MOSCOW (AP) — The Latest on the Crimean border dispute between Ukraine and Russia (all times local):
A NATO official says the U.S.-led alliance is deeply concerned by rising tensions between Russia and Ukraine and is monitoring the situation closely.
The official, who wasn’t authorized to make statements on the record and spoke on condition of anonymity, called on Moscow to “work for calm and de-escalation.” The official said Russia had provided no proof of its accusation that Ukraine sent saboteurs to carry out attacks in Crimea.
The NATO official said Thursday that “Russia’s recent military activity in Crimea is not helpful for easing tensions.”
The official urged all parties “to return to the negotiating table and work toward a peaceful settlement of the conflict in Ukraine by diplomatic and peaceful means.
–By John-Thor Dahlburg in Brussels.
Ukraine’s president has ordered the army to be on combat alert on the country’s de-facto border with Crimea and on the front line in eastern Ukraine following Moscow’s accusations that Ukraine sent in “saboteurs” to carry out attacks in Crimea.
Russia annexed the Black Sea peninsula from Ukraine in March 2014 following a hastily called referendum. The move sparked Russia-backed separatists to begin fighting government forces in eastern Ukraine, where deadly battles are still ongoing.

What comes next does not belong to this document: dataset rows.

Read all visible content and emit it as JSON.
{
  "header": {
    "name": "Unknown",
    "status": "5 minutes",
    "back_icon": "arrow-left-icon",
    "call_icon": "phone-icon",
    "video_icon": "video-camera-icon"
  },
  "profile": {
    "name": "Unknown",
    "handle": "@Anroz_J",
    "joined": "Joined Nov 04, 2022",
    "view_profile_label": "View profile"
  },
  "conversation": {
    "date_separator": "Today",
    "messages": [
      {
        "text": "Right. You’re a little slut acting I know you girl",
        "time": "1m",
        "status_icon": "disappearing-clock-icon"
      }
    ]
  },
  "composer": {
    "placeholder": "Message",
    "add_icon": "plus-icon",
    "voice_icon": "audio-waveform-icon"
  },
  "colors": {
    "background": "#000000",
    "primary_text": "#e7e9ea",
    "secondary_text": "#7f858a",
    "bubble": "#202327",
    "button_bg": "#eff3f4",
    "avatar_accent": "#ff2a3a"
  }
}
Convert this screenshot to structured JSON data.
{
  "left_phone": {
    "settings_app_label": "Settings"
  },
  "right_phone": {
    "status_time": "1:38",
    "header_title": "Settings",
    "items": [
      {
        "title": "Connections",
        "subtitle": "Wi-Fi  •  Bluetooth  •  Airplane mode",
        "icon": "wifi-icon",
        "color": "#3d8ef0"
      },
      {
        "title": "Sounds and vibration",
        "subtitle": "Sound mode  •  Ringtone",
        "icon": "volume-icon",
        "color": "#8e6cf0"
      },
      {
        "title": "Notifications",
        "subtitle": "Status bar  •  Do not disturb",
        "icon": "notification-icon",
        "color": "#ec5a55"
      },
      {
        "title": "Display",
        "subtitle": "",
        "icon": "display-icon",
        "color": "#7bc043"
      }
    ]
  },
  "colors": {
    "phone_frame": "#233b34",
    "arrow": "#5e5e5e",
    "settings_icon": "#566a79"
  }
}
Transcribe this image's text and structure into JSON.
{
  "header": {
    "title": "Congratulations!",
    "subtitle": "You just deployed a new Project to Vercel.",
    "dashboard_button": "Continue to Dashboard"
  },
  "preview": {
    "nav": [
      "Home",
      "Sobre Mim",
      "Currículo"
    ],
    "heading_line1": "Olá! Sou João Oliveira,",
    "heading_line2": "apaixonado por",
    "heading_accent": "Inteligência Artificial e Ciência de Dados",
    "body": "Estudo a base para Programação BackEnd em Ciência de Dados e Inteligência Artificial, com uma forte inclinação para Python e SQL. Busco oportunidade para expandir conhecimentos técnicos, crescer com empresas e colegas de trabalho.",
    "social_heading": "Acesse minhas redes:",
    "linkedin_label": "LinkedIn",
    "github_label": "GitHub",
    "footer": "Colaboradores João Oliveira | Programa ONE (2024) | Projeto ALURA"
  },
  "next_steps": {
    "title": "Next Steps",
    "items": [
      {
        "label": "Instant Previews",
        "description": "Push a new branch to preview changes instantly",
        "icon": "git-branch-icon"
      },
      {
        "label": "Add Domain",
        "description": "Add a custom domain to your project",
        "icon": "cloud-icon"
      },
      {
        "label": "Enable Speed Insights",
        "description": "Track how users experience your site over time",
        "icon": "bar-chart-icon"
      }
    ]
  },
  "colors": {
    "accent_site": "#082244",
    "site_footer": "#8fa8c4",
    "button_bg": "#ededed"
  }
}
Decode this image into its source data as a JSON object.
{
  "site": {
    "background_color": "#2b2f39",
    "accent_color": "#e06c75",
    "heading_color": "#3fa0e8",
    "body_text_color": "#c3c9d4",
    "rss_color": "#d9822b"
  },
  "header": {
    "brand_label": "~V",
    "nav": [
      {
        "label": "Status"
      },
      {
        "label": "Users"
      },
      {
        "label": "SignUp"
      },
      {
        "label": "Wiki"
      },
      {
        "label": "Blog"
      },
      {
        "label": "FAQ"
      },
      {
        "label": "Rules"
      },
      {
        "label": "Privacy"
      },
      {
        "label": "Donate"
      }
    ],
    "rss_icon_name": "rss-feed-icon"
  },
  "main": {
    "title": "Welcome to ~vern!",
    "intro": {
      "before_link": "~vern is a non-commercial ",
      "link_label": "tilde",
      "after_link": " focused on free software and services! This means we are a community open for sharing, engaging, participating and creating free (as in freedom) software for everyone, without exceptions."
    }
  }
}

The Russian intelligence agency FSB on Wednesday said one of its officers and an army soldier were killed over the weekend in two separate incidents while fending off what Moscow described as a series of attacks by Ukrainian “saboteurs.”
Ukraine rejected the claims as “fantasy” and “a provocation.”
Russian President Vladimir Putin has held a meeting of the country’s top brass to discuss boosting security in Crimea following the reports of foiled terrorist attacks.
The Russian intelligence said Wednesday that two people were killed while fending off what it described as a series of attempted attacks in Crimea by Ukrainian “saboteurs.” Ukraine rejected the claims as “fantasy” and “a provocation.”
Russia annexed the Black Sea peninsula in March 2014 following a hastily called referendum, an event that sparked Russia-backed separatists to begin fighting in eastern Ukraine, where deadly fighting is still ongoing.
The Kremlin on Thursday said Putin chaired a Security Council session to discuss “additional measures” to ensure security at Crimea’s de-facto border, the territorial waters around it and the Crimean airspace.